Rabu, 01 April 2009

FAKTOR CUACA PADA BENCANA SITU GINTUNG


Benarkah faktor cuaca, yaitu tingginya intensitas curah hujan, menjadi salah satu pemicu jebolnya tanggul Situ Gintung pada dini hari tanggal 27 Maret lalu?

Penulis melakukan analisis menggunakan citra satelit GMS MTSAT pada tanggal 26 dan 27 Maret 2009 untuk mengetahui kondisi cuaca regional dan radar cuaca program HARIMAU (Hydrometeorological ARray for Intraseasonal Monsoon AUtomonitoring) Badan Pengkajian dan Penerapan Teknologi (BPPT) yang berlokasi di Puspiptek, Serpong, untuk mengetahui kondisi cuaca lokal.

Jangkauan radar cuaca dapat memetakan curah hujan dan medan angin dalam radius 200-250 kilometer dari lokasi radar dengan berbagai sudut elevasi setiap 6 menit untuk semua sapuan.



Kondisi cuaca regional melalui pantauan satelit meteorologi geostationer (GMS) tidak memberi indikasi fenomena ekstrem di wilayah Indonesia pada saat itu.
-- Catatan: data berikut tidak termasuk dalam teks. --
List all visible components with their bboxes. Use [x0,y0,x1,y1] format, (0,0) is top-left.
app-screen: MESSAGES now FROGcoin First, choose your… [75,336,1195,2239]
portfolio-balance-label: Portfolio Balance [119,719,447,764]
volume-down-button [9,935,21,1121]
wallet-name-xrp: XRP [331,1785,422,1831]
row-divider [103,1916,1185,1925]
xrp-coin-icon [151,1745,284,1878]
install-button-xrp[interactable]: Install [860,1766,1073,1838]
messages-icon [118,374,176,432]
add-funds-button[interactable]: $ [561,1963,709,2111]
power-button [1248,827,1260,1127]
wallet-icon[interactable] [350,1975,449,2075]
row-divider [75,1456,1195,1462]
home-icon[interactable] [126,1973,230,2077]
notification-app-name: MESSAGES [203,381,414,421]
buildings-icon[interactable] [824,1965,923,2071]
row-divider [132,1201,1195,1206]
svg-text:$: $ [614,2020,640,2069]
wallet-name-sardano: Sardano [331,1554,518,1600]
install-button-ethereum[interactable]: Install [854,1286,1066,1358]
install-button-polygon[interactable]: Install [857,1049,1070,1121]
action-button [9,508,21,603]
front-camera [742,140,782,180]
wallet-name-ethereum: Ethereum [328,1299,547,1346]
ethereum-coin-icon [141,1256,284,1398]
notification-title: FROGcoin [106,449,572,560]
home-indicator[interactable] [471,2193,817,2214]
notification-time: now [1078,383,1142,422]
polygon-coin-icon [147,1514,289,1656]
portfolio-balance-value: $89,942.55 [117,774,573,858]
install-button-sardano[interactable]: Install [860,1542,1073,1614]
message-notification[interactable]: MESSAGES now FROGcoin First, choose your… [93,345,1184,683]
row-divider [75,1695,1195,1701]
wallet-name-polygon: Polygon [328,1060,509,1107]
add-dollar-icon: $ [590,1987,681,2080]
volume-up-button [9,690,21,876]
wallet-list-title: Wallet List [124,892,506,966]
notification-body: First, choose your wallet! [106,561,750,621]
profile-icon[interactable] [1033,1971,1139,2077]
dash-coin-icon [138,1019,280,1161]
Konsentrasi awan konveksi terjadi secara lokal di wilayah Jakarta pada siang sampai dengan sore hari pada tanggal 26 Maret 2009.

Identifikasi lebih lanjut, faktor cuaca lokal dengan citra radar cuaca BPPT dapat dianalisis terjadi dua tahapan fase curah hujan tinggi cenderung ekstrem 80-100 milimeter per jam pada 26 Maret pukul 13.00-14.30 (1,5 jam) dengan luasan 15 km x 15 km dan pukul 16.00-pukul 19.30 (3,5 jam) dengan luasan 25 km x 25 km di wilayah Situ Gintung dan sekitarnya.

Dengan demikian, terjadi curah hujan dengan intensitas tinggi selama lima jam, mulai siang hari pukul 13.00 sampai dengan malam hari pukul 19.30 (ada jeda 1,5 jam dari pukul 14.30 sampai dengan pukul 19.30).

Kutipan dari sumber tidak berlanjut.